Midway through "Touching This Leviathan"—part chronicle on whale-watching, part literary criticism, part personal memoir—Seattle Pacific University writing professor Peter Wayne Moe writes that Moby Dick isn’t just a book about whaling. It is also “about reading, about writing, about a writer and his sources, about a writer learning to use the words those sources offer.”

Though more concise, more personally immediate, and more overtly theological than Melville’s classic, Touching This Leviathan matches much of that description. It is an illustration of Moe’s literary philosophies put into practice. Those philosophies include the idea that authentic originality occurs only through the discovery and re-application of something that already exists. Writers build on the work of their ancestors, using the same materials—words—that those ancestors passed down to us.

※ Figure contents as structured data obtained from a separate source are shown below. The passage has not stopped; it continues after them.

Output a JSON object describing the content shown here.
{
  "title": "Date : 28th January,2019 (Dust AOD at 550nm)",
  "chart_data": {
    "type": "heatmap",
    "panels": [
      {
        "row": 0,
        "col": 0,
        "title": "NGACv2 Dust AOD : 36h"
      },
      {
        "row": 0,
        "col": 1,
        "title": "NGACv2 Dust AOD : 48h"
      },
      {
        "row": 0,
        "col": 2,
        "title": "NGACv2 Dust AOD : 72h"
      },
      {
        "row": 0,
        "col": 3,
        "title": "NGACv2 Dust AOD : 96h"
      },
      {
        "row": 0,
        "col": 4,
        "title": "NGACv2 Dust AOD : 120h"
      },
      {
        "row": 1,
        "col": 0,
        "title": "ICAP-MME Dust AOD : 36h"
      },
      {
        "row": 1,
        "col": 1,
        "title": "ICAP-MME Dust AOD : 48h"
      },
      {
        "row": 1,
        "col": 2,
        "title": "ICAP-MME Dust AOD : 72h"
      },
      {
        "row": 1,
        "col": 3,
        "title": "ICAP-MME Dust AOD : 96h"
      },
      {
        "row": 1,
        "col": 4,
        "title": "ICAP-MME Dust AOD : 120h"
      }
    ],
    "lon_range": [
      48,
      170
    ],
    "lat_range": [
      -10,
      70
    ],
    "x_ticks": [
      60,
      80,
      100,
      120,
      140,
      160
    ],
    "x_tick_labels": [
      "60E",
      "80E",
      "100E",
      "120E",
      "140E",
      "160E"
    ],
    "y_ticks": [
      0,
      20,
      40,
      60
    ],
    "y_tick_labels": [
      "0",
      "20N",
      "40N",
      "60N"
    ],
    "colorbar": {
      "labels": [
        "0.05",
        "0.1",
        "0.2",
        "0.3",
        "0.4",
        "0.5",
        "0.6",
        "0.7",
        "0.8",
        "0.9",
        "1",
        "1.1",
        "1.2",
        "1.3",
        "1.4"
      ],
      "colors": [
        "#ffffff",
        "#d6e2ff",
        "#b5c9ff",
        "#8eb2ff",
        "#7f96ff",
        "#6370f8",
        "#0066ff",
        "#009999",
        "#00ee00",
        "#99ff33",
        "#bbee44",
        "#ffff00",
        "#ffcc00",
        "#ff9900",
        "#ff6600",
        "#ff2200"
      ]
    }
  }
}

Even the arrangements of those words are not as unique as some might think. Moe reminds us that Melville began Moby Dick with a list of passages collected from various literary sources—a chapter called “Extracts”—and that he ended the book with clauses and phrasing that he “borrowed” from authors writing before him. Melville “reads like a pirate,” Moe tells us, “pillaging from wherever he can.” He quotes a scholar who wrote that Moby Dick can be considered “the original product of the assimilation of many other books.”

“Saying something new isn’t a matter of inventing ideas from scratch, but of composing those gathered,” Moe explains, introducing the Roman rhetorical term inventio—not “inventing something out of nothing but finding something that already exists . . . and putting it to use.”